Here’s a really convoluted slip of a story: In the mid-’80s my friend Michaela gave me a piece of an interesting plant; we didn’t know what it was. It rooted and grew. After 25 years in the same pot and the same window, it was massive, spindly and very dusty; it had ceased to, in the words of Marie Kondo, “spark joy.” In 2015, Alice Toler identified it as an Epiphyllum pumilum, which, treated right, makes fragrant blossoms. She rescued and resuscitated it, making many more Epiphyllum pumilums, and last year gifted a healthy baby back to me.

While editing Ben Bombard’s “So You Want to Learn to Fish” (page 10), I recalled a memory from when I was maybe two: My dad was a fisherman, and the freezer always contained half-gallon wax milk cartons full of his catch. He cleaned the fish with a flat stick to which he’d nailed bottle caps, fluted side up. He’d say this little poem to me: Fishy fishy in the brook, Papa catch’em on the hook; Mama fry’em in the pan; Baby eat’em like a man. I thought it was the funniest thing. I looked up the words right now; the rhyme goes back at least to 1868, from a book Our Young Folks.

At some point I must have cajoled Dad into taking me fishing because I viscerally understood Ben’s description of casting a rod and the sensation of reeling in a reluctant catch. I also have a vague recollection of positioning a nightcrawler onto a hook. That cured me of the urge to fish, and also paved the way to a future appreciation of vermiculture (composting with worms ).

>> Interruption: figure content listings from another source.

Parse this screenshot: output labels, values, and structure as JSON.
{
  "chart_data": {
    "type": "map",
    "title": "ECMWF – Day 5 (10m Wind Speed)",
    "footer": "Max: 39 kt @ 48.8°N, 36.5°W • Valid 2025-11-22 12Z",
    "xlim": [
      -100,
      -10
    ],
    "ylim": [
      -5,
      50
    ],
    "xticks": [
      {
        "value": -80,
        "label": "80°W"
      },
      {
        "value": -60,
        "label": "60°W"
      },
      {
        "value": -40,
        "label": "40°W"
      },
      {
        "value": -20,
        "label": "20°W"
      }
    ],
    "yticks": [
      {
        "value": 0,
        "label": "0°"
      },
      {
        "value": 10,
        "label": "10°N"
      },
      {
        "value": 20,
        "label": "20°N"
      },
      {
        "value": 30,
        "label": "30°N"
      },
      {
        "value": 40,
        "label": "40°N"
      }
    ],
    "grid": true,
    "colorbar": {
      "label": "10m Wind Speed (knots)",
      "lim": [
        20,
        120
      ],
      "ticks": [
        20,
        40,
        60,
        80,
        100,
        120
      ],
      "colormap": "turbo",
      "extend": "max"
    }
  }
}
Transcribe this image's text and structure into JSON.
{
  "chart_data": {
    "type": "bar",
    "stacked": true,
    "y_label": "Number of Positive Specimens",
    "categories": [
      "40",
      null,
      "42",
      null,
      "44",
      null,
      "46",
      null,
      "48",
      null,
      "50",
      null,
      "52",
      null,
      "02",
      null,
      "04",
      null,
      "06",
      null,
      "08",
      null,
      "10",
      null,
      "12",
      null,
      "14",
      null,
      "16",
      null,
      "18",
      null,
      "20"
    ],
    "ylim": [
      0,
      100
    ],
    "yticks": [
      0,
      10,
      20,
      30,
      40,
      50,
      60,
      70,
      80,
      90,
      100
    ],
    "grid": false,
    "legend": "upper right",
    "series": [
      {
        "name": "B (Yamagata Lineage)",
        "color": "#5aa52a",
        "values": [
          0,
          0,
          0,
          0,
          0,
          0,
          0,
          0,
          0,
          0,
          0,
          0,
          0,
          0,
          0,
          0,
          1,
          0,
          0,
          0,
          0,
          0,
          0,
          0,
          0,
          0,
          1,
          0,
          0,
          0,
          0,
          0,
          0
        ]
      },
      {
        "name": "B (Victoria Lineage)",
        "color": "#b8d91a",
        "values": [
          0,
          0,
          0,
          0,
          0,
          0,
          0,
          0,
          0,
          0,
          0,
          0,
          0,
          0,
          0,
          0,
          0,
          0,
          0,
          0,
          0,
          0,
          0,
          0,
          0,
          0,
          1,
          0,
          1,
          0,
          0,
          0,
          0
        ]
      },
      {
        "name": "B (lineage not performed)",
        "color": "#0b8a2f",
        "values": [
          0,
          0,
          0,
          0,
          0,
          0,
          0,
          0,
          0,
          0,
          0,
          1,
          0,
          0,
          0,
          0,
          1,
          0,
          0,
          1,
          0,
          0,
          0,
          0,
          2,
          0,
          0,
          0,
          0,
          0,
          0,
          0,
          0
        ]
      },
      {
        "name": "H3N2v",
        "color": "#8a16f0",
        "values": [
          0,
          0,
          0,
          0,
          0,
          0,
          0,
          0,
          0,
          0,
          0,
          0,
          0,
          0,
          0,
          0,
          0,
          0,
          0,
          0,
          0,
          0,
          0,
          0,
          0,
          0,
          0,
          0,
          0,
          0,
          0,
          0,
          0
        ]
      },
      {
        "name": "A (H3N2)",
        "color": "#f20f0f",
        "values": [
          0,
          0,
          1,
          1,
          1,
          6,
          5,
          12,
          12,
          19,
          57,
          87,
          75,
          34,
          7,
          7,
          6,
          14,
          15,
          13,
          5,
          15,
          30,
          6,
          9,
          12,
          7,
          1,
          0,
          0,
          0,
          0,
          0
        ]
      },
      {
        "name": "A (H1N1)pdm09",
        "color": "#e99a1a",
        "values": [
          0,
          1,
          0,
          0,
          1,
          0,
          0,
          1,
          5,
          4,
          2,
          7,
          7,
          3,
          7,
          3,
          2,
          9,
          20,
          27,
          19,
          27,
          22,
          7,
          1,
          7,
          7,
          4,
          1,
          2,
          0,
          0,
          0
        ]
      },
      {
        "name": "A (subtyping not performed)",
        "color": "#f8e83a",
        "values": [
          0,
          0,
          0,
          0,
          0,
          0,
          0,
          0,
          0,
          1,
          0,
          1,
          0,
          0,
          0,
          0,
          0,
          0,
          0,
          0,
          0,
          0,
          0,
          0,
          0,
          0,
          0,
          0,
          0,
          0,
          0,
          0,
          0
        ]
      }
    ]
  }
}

Once, as an adult, I fished at dusk in some lake in the Uintas. It was a camping date. Mosquitoes ate us alive, but they also made the fish lively. We cooked our catch in foil. We’d forgotten the salt and pepper but had plenty of butter. Those small trout who had so recently given up the ghost were the most delicious thing ever.

Katherine Pioli profiles Brian Kelm and the upcoming blues festival: “Kelm at the Helm” (page 12). He mentions the Dead Goat Saloon, a notoriously great downtown basement bar from yesteryear, with real blues musicians. Brian regularly used to broadcast his KRCL “Red, White and Blues” show live from the Dead Goat. My friends and I would dance and dance, have a beer and dance some more.

One night there was a woman there, maybe 10 years older than me, going by her hair and makeup. Blue eyeshadow. And dance moves that were, um, a bit outdated. Feeling embarrassed for her, I made a mental note: Don’t become that woman.

I cringe with shame, remembering this. The truth, of course, is that secretly I worried I was becoming her. I would‘ve been more humble, had I been wiser.

She would be ancient now (when you’re 20, “ancient” means 30. When you’re 60, it’s 70.) But I hope I see her, blue lids and all, doing her silly ‘60s dance steps at the blues festival downtown this month. I’ll be right behind her, grinning my head off and dancing like it’s 1970-something.